Concernant le risque de transmission verticale lors d’une grossesse et de l’accouchement, les preuves sont limitées. Cinq études n’ont pu déceler aucune association avec le mode d’accouchement. Une seule étude US, de bonne qualité, a mis en évidence, toutefois, qu’une rupture prématurée des membranes, au-delà de 6 heures, était associée à un risque accru (odds ratio, OR : 9,3 ; IC : 1,5-180). Une autre, observationnelle, a signalé un risque accru lié à l’usage d’un monitoring fœtal interne, comparativement à un monitoring externe (OR : 6,7 ; IC : 1,1- 35,9).

Trois autres études n’ont pu aboutir à des conclusions définitives sur le risque lié à l’allaitement maternel.

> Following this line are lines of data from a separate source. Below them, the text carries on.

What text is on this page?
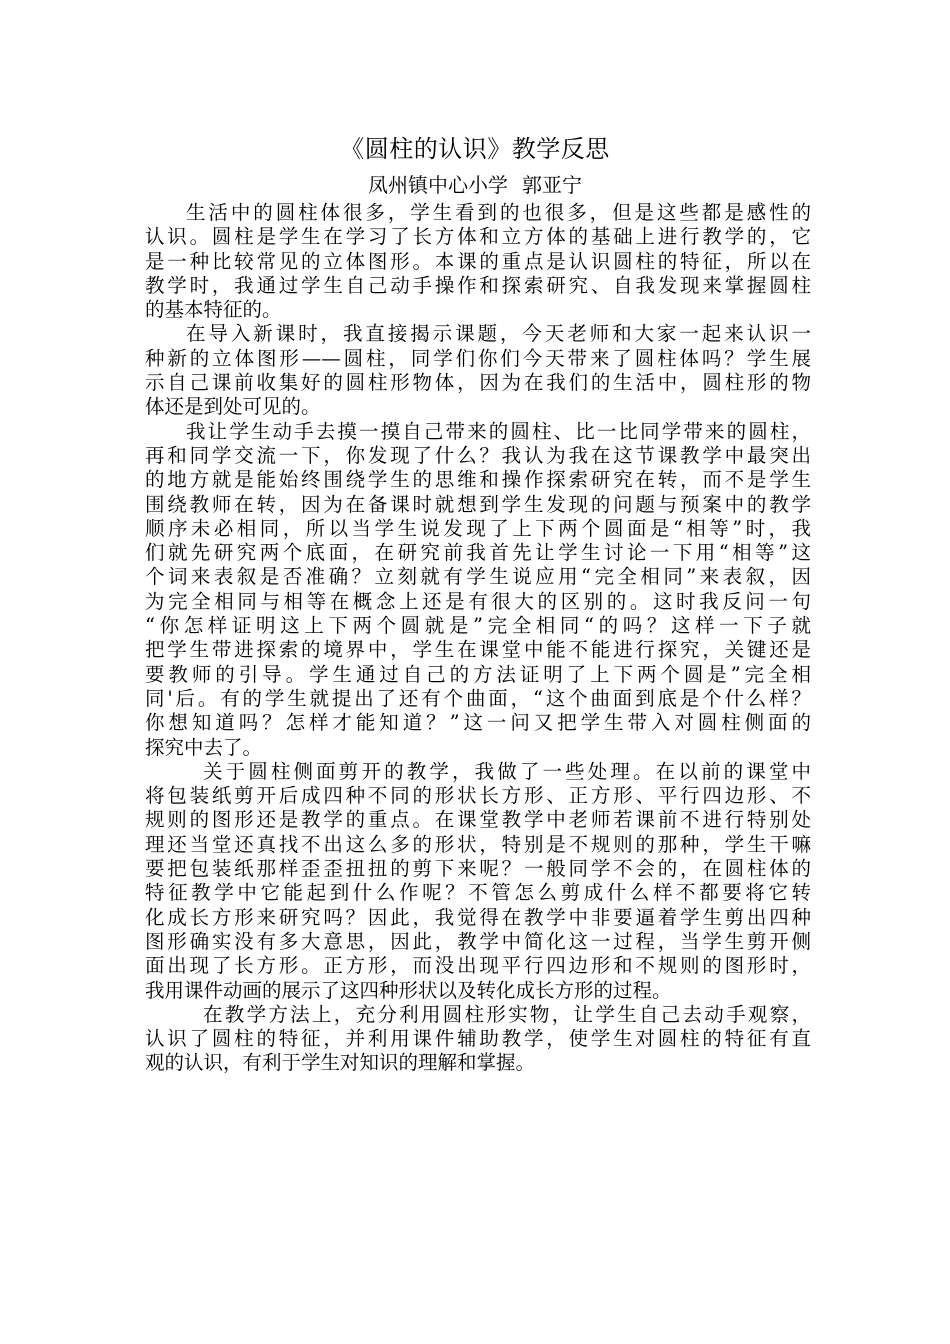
《圆柱的认识》教学反思
凤州镇中心小学 郭亚宁
生活中的圆柱体很多，学生看到的也很多，但是这些都是感性的
认识。圆柱是学生在学习了长方体和立方体的基础上进行教学的，它
是一种比较常见的立体图形。本课的重点是认识圆柱的特征，所以在
教学时，我通过学生自己动手操作和探索研究、自我发现来掌握圆柱
的基本特征的。
在导入新课时，我直接揭示课题，今天老师和大家一起来认识一
种新的立体图形——圆柱，同学们你们今天带来了圆柱体吗？学生展
示自己课前收集好的圆柱形物体，因为在我们的生活中，圆柱形的物
体还是到处可见的。
我让学生动手去摸一摸自己带来的圆柱、比一比同学带来的圆柱，
再和同学交流一下，你发现了什么？我认为我在这节课教学中最突出
的地方就是能始终围绕学生的思维和操作探索研究在转，而不是学生
围绕教师在转，因为在备课时就想到学生发现的问题与预案中的教学
顺序未必相同，所以当学生说发现了上下两个圆面是“相等”时，我
们就先研究两个底面，在研究前我首先让学生讨论一下用“相等”这
个词来表叙是否准确？立刻就有学生说应用“完全相同”来表叙，因
为完全相同与相等在概念上还是有很大的区别的。这时我反问一句
“你怎样证明这上下两个圆就是”完全相同“的吗？这样一下子就
把学生带进探索的境界中，学生在课堂中能不能进行探究，关键还是
要教师的引导。学生通过自己的方法证明了上下两个圆是”完全相
同'后。有的学生就提出了还有个曲面，“这个曲面到底是个什么样？
你想知道吗？怎样才能知道？”这一问又把学生带入对圆柱侧面的
探究中去了。
关于圆柱侧面剪开的教学，我做了一些处理。在以前的课堂中
将包装纸剪开后成四种不同的形状长方形、正方形、平行四边形、不
规则的图形还是教学的重点。在课堂教学中老师若课前不进行特别处
理还当堂还真找不出这么多的形状，特别是不规则的那种，学生干嘛
要把包装纸那样歪歪扭扭的剪下来呢？一般同学不会的，在圆柱体的
特征教学中它能起到什么作呢？不管怎么剪成什么样不都要将它转
化成长方形来研究吗？因此，我觉得在教学中非要逼着学生剪出四种
图形确实没有多大意思，因此，教学中简化这一过程，当学生剪开侧
面出现了长方形。正方形，而没出现平行四边形和不规则的图形时，
我用课件动画的展示了这四种形状以及转化成长方形的过程。
在教学方法上，充分利用圆柱形实物，让学生自己去动手观察，
认识了圆柱的特征，并利用课件辅助教学，使学生对圆柱的特征有直
观的认识，有利于学生对知识的理解和掌握。
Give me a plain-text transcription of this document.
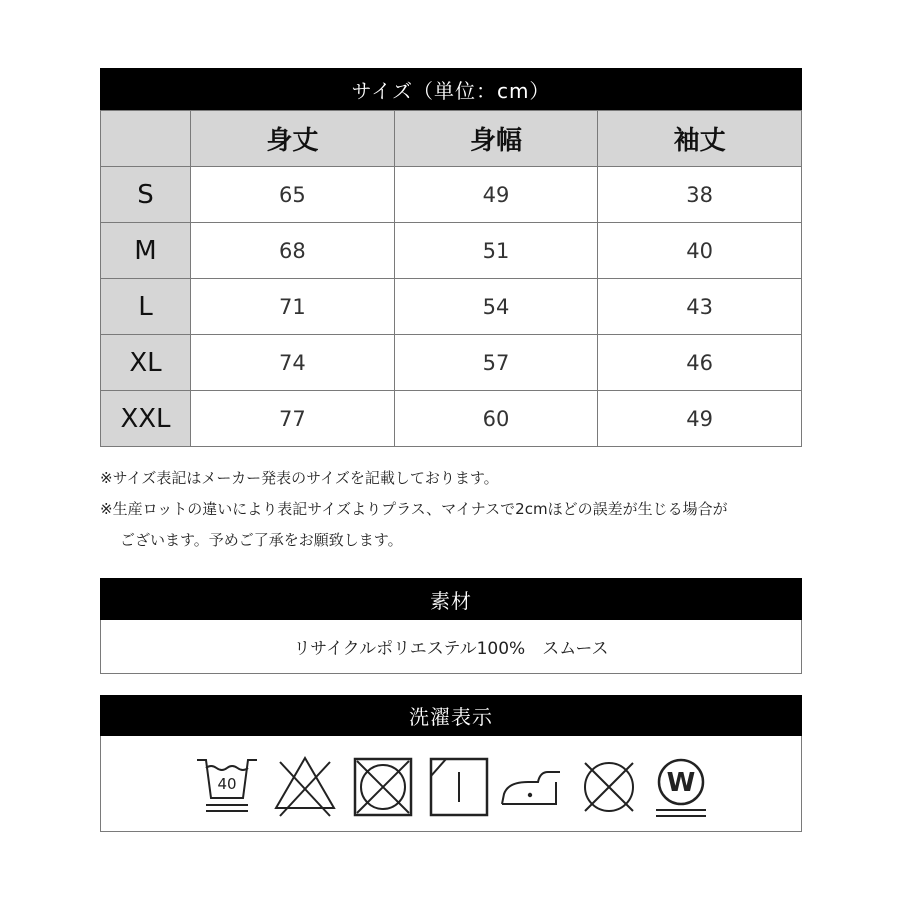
サイズ（単位：cm）
	身丈	身幅	袖丈
S	65	49	38
M	68	51	40
L	71	54	43
XL	74	57	46
XXL	77	60	49
※サイズ表記はメーカー発表のサイズを記載しております。
※生産ロットの違いにより表記サイズよりプラス、マイナスで2cmほどの誤差が生じる場合が
ございます。予めご了承をお願致します。
素材
リサイクルポリエステル100%　スムース
洗濯表示
40	W
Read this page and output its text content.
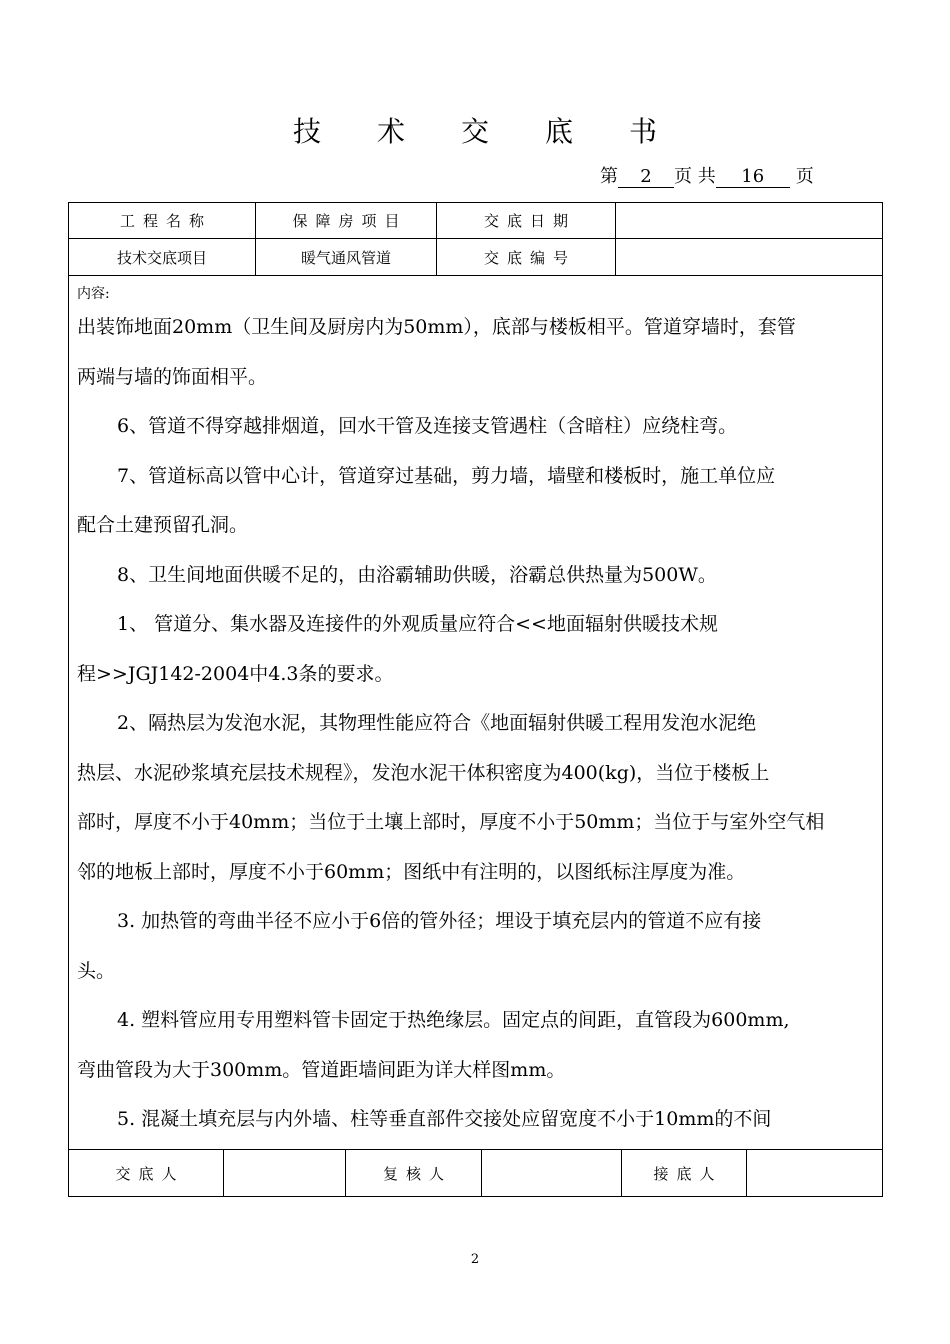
技术交底书
第 2 页 共 16 页
工程名称	保障房项目	交底日期
技术交底项目	暖气通风管道	交底编号
内容:

出装饰地面20mm（卫生间及厨房内为50mm），底部与楼板相平。管道穿墙时，套管

两端与墙的饰面相平。

6、管道不得穿越排烟道，回水干管及连接支管遇柱（含暗柱）应绕柱弯。

7、管道标高以管中心计，管道穿过基础，剪力墙，墙壁和楼板时，施工单位应

配合土建预留孔洞。

8、卫生间地面供暖不足的，由浴霸辅助供暖，浴霸总供热量为500W。

1、 管道分、集水器及连接件的外观质量应符合<<地面辐射供暖技术规

程>>JGJ142-2004中4.3条的要求。

2、隔热层为发泡水泥，其物理性能应符合《地面辐射供暖工程用发泡水泥绝

热层、水泥砂浆填充层技术规程》，发泡水泥干体积密度为400(kg)，当位于楼板上

部时，厚度不小于40mm；当位于土壤上部时，厚度不小于50mm；当位于与室外空气相

邻的地板上部时，厚度不小于60mm；图纸中有注明的，以图纸标注厚度为准。

3. 加热管的弯曲半径不应小于6倍的管外径；埋设于填充层内的管道不应有接

头。

4. 塑料管应用专用塑料管卡固定于热绝缘层。固定点的间距，直管段为600mm,

弯曲管段为大于300mm。管道距墙间距为详大样图mm。

5. 混凝土填充层与内外墙、柱等垂直部件交接处应留宽度不小于10mm的不间

交底人	复核人	接底人
2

Problème de la grossesse et des dépistage itératifs chez les sujets à risque

Les recommandations 2019 remplacent les précédentes élaborées en 2013 qui ne concernaient que les individus à haut risque d’infection, adultes nés entre 1945 et 1965 (recommandation de type B). Les préconisations actuelles s’étendent, au contraire, le dépistage à tous les sujets, d’âge compris entre 18 et 79 ans. L’USPSTF n’a, par contre, apporté aucun élément nouveau concernant de possibles effets délétères du dépistage, en dehors d’un possible impact psychologique ou social. Elle signale que des travaux ultérieurs restent nécessaires, portant sur l’intérêt d’un dépistage unique vs des dépistages itératifs chez des sujets à haut risque ou, pour la transmission verticale, tentant de mieux déterminer les pratiques à risque lors du travail ou encore précisant si un traitement anti HCV avant la grossesse est à même de réduire le taux de transmission materno-fœtale. En dernier lieu, il devra être précisé l’épidémiologie de l’infection à HCV chez les adolescents et l’efficacité des DAA dans cette tranche d’âge.

En conclusion, au terme d’une revue systématique, l’USPSTF conclut, avec un niveau de preuves modeste, que le dépistage de l’infection HCV chez les adultes asymptomatiques âgés entre 18 et 79 ans est à recommander car associé à un bénéfice clinique net.

Dr Pierre Margent

Référence
Screening for Hepatitis C Virus Infection in Adolescents and Adults. USPSTF Recommandations Statement. JAMA, 2020 ; 323 (10). 970- 975.